Newsom’s Gas Price Gouging Proposal Fueled By Senate Approval
Stock Photo Gas pump
Sonora, CA — The California Senate approved the first major vote in an effort to pass a bill that targets oil companies for profiting from price spikes at the pump.
Gov. Gavin Newsom wants the bill to become law by the month’s end. Last summer, oil companies made record profits, and the average price of a gallon of gas was more than $2.60 higher than the national average. That difference, according to state regulators, cannot be explained solely by taxes and fees.
“For decades, oil companies have gotten away with ripping off California families while making record profits and hiding their books from public view. With this proposal, California leaders are ending the era of oil’s outsized influence and holding them accountable. Thanks to the Senate’s quick action, we’re getting this done for California families.”
The bill would create an oversight division within the California Energy Commission (CEC).

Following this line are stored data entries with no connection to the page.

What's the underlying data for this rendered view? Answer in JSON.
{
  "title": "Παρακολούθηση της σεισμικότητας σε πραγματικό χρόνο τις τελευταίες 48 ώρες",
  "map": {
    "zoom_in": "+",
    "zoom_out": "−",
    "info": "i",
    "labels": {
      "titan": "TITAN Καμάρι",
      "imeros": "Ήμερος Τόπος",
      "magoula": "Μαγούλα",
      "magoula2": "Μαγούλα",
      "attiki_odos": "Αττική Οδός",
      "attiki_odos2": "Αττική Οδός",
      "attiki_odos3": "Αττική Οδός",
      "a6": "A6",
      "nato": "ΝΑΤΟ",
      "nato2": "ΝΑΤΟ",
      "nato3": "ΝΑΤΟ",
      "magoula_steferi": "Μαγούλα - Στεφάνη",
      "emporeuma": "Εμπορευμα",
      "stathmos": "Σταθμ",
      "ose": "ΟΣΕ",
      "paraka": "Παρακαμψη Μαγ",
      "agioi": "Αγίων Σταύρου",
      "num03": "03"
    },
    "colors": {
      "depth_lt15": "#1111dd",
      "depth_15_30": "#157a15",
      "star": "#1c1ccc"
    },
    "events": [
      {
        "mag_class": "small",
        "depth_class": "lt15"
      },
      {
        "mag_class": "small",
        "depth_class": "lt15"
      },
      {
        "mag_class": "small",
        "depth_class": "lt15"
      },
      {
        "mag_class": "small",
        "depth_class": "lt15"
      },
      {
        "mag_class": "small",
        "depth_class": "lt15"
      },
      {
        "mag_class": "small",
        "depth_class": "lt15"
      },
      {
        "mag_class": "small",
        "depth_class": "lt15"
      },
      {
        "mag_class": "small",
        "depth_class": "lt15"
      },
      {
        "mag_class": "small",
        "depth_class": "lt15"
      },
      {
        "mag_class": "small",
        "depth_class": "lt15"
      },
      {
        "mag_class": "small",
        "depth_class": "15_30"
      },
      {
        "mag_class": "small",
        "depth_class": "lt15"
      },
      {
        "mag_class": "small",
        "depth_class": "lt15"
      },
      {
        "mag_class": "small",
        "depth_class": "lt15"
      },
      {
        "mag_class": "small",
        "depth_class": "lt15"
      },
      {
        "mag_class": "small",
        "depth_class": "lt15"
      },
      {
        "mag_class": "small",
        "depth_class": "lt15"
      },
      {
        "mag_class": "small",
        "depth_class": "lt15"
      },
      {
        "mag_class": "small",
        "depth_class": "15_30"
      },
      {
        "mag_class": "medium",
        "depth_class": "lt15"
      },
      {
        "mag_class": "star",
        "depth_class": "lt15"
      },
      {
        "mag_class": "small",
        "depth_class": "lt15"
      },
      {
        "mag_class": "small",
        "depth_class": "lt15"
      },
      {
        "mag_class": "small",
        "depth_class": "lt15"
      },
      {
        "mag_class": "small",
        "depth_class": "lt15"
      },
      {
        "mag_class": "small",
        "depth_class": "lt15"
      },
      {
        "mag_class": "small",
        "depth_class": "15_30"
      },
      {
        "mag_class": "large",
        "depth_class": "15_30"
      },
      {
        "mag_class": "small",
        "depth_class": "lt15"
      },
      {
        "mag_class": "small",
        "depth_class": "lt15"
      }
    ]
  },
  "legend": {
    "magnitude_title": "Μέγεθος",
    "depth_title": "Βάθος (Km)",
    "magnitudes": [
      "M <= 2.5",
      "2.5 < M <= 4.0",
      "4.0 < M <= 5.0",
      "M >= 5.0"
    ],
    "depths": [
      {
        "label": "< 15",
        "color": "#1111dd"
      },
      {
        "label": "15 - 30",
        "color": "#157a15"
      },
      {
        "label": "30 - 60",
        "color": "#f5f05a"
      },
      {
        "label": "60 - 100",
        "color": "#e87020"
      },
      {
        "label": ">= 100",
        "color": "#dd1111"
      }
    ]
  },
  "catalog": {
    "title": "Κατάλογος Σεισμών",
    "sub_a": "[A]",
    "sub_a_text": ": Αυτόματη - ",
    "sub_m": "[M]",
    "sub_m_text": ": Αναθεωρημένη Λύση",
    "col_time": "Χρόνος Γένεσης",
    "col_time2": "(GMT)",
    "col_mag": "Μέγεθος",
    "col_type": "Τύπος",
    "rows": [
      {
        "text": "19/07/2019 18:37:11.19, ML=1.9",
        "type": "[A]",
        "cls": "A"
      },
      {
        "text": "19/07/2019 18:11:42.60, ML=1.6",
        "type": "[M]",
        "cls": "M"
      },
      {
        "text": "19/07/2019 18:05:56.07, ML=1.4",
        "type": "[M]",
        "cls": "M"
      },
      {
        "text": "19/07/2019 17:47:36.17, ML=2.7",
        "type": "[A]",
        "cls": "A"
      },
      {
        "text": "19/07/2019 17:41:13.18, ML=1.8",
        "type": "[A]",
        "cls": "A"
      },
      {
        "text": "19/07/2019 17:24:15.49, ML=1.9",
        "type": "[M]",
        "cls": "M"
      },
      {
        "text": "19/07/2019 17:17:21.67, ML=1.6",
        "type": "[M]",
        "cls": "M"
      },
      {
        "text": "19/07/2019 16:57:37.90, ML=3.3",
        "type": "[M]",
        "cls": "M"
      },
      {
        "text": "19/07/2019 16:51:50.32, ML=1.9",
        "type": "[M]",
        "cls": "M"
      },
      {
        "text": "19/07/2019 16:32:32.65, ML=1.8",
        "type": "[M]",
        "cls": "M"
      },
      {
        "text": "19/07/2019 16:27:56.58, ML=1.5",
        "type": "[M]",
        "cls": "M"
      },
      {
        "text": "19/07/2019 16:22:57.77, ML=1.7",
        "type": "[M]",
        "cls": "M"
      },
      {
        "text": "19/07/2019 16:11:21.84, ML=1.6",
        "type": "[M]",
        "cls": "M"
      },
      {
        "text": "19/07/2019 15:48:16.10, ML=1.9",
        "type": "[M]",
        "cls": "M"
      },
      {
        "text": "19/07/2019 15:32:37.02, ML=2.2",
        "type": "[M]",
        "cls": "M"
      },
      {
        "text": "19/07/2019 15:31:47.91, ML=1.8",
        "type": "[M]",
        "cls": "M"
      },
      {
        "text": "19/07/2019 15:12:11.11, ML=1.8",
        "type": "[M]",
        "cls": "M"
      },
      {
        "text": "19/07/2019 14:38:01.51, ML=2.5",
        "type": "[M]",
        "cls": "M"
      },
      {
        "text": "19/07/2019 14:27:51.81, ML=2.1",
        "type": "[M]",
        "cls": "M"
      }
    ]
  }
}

The new state agency would have the power to monitor the market, including by forcing companies to disclose financial information and having the power to subpoena oil executives to testify. The CEC would ultimately decide whether to impose civil penalties on oil companies for price gouging.
After ten years, the agency would be audited to find out if it is working to reduce gas prices, and if not, the auditor could order the program to shut down. Then lawmakers would have six months to review that decision and reverse it if they choose.
Many oil companies claim a new independent state agency would require them to disclose massive amounts of data, which would drive up costs. They also claim that they were given little input into the bill, which the governor’s office denies.
Before today’s senate vote, Republicans tried to force a vote on a separate bill that would suspend the state’s gas tax and some gas-related regulations for one year. But Democrats voted not to bring the bill up for debate.